Very sadly, a few months ago, Mr L was diagnosed with a terminal illness, and his elderly wife was also diagnosed with a terminal illness at the same time.  They both became very ill very quickly.  They were so unwell that they couldn’t read themselves, so I asked them if they would like me to read to them each afternoon when I came to visit, which they said they would like.  So, I picked up my copy of Straight Off The Tussock and started to read it to them, starting (of course) with Chapter 8, The Wahine, as by this stage they really were very unwell and I feared we did not have enough time for start from Chapter 1.  

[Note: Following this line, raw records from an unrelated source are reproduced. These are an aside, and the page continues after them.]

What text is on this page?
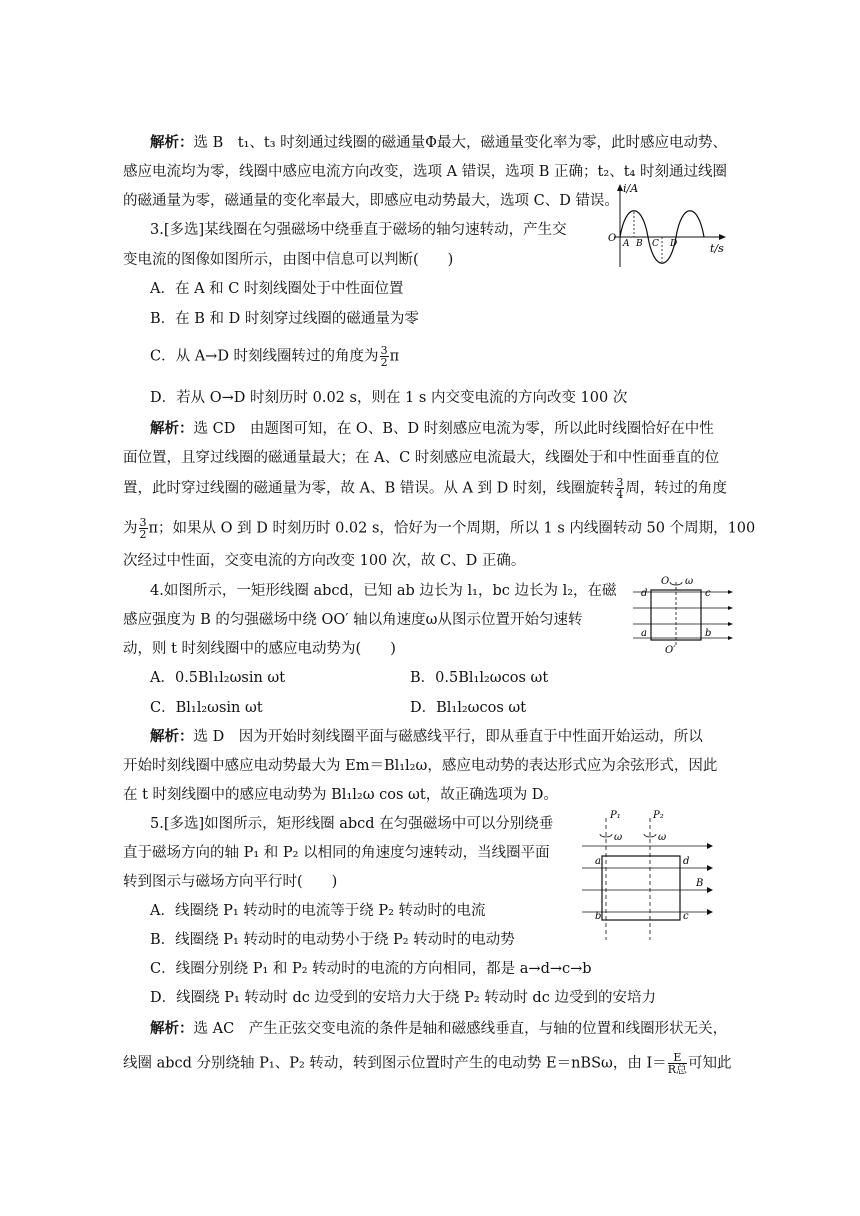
解析：选 B　t₁、t₃ 时刻通过线圈的磁通量Φ最大，磁通量变化率为零，此时感应电动势、
感应电流均为零，线圈中感应电流方向改变，选项 A 错误，选项 B 正确；t₂、t₄ 时刻通过线圈
的磁通量为零，磁通量的变化率最大，即感应电动势最大，选项 C、D 错误。
3.[多选]某线圈在匀强磁场中绕垂直于磁场的轴匀速转动，产生交
变电流的图像如图所示，由图中信息可以判断(　　)
A．在 A 和 C 时刻线圈处于中性面位置
B．在 B 和 D 时刻穿过线圈的磁通量为零
C．从 A→D 时刻线圈转过的角度为 $\frac{3}{2}$ π
D．若从 O→D 时刻历时 0.02 s，则在 1 s 内交变电流的方向改变 100 次
i/A
t/s
O A B C D
解析：选 CD　由题图可知，在 O、B、D 时刻感应电流为零，所以此时线圈恰好在中性
面位置，且穿过线圈的磁通量最大；在 A、C 时刻感应电流最大，线圈处于和中性面垂直的位
置，此时穿过线圈的磁通量为零，故 A、B 错误。从 A 到 D 时刻，线圈旋转 $\frac{3}{4}$ 周，转过的角度
为 $\frac{3}{2}$ π；如果从 O 到 D 时刻历时 0.02 s，恰好为一个周期，所以 1 s 内线圈转动 50 个周期，100
次经过中性面，交变电流的方向改变 100 次，故 C、D 正确。
4.如图所示，一矩形线圈 abcd，已知 ab 边长为 l₁，bc 边长为 l₂，在磁
感应强度为 B 的匀强磁场中绕 OO′ 轴以角速度ω从图示位置开始匀速转
动，则 t 时刻线圈中的感应电动势为(　　)
A．0.5Bl₁l₂ωsin ωt	B．0.5Bl₁l₂ωcos ωt
C．Bl₁l₂ωsin ωt	D．Bl₁l₂ωcos ωt
O ω
O′
d	c
a	b
解析：选 D　因为开始时刻线圈平面与磁感线平行，即从垂直于中性面开始运动，所以
开始时刻线圈中感应电动势最大为 Em＝Bl₁l₂ω，感应电动势的表达形式应为余弦形式，因此
在 t 时刻线圈中的感应电动势为 Bl₁l₂ω cos ωt，故正确选项为 D。
5.[多选]如图所示，矩形线圈 abcd 在匀强磁场中可以分别绕垂
直于磁场方向的轴 P₁ 和 P₂ 以相同的角速度匀速转动，当线圈平面
转到图示与磁场方向平行时(　　)
A．线圈绕 P₁ 转动时的电流等于绕 P₂ 转动时的电流
B．线圈绕 P₁ 转动时的电动势小于绕 P₂ 转动时的电动势
C．线圈分别绕 P₁ 和 P₂ 转动时的电流的方向相同，都是 a→d→c→b
D．线圈绕 P₁ 转动时 dc 边受到的安培力大于绕 P₂ 转动时 dc 边受到的安培力
P₁	P₂
ω	ω
B
a	d
b	c
解析：选 AC　产生正弦交变电流的条件是轴和磁感线垂直，与轴的位置和线圈形状无关，
线圈 abcd 分别绕轴 P₁、P₂ 转动，转到图示位置时产生的电动势 E＝nBSω，由 $I= \frac{E}{\text{R总}}$ 可知此
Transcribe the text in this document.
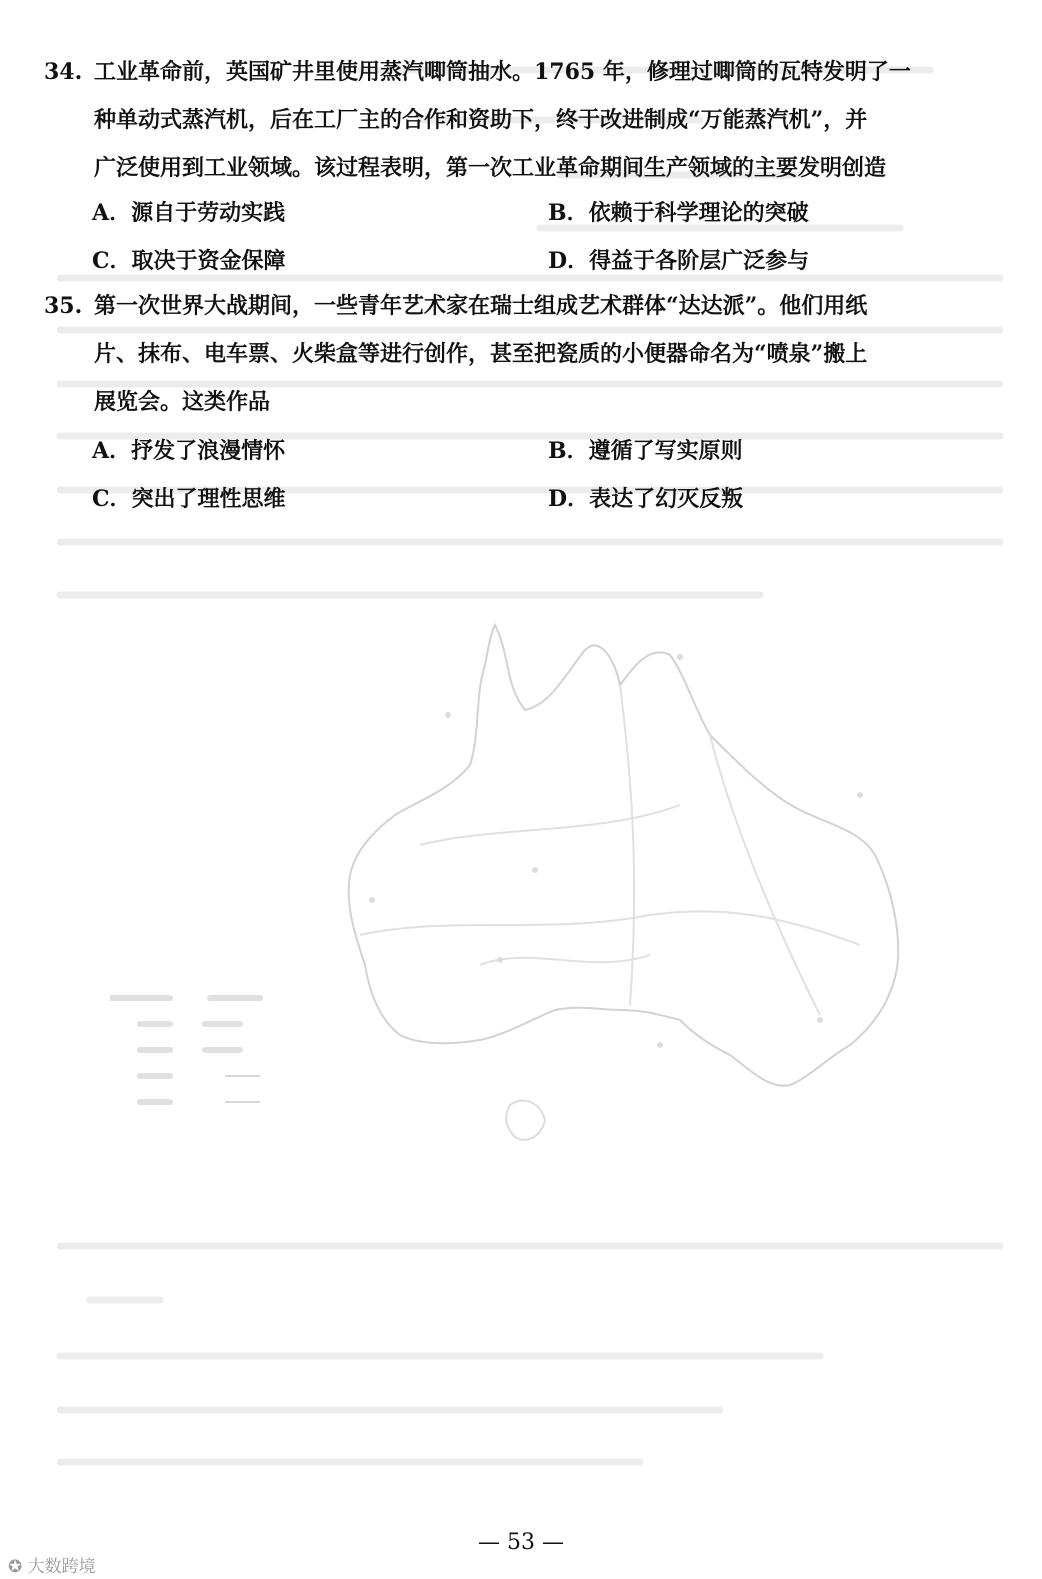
34. 工业革命前，英国矿井里使用蒸汽唧筒抽水。1765 年，修理过唧筒的瓦特发明了一
种单动式蒸汽机，后在工厂主的合作和资助下，终于改进制成“万能蒸汽机”，并
广泛使用到工业领域。该过程表明，第一次工业革命期间生产领域的主要发明创造
A．源自于劳动实践	B．依赖于科学理论的突破
C．取决于资金保障	D．得益于各阶层广泛参与
35. 第一次世界大战期间，一些青年艺术家在瑞士组成艺术群体“达达派”。他们用纸
片、抹布、电车票、火柴盒等进行创作，甚至把瓷质的小便器命名为“喷泉”搬上
展览会。这类作品
A．抒发了浪漫情怀	B．遵循了写实原则
C．突出了理性思维	D．表达了幻灭反叛
— 53 —
✪ 大数跨境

The reason that I wanted to write this email is to tell you that Chapter 8 of your book brought a great amount of pleasure to Mr L and his wife in the last stages of their lives.  I read just two or three pages, sometimes four, each day to them, as they were both so tired, but they would both often laugh and smile and chuckle, combined with sadness and shock at other parts of the story, at the way that Jack had told the story to you, and at the way that you had managed to retell the story in Jack’s inimitable way.  They couldn’t control their laughter at the part where Jack described having to help the 18-stone woman with the enormous bosom and backside, the “great heap of femininity”, through the door onto the deck of the ship, with Jack telling her that it was “like shoeing a bloody great, fat, draught horse”.  They were still giggling at that particular line for several days afterwards…

Mr L was amazed to hear the story, as told by someone who was involved in the disaster, after having seen it all happen from his own ship.  He couldn’t believe it when Jack described the lack of help on land from the emergency services.  It really gave him a whole new insight into the disaster.  Both Mr L and his wife said several times that Jack must have been “quite a man” to be able to tell the story, of what can only have been an immensely traumatic experience, with such humour.  

I wanted to tell you that Chapter 8 of Straight Off The Tussock had such a huge impact on two very unwell people in the last days of their lives.  They really loved the story being read to them, and couldn’t wait to hear the next instalment each afternoon.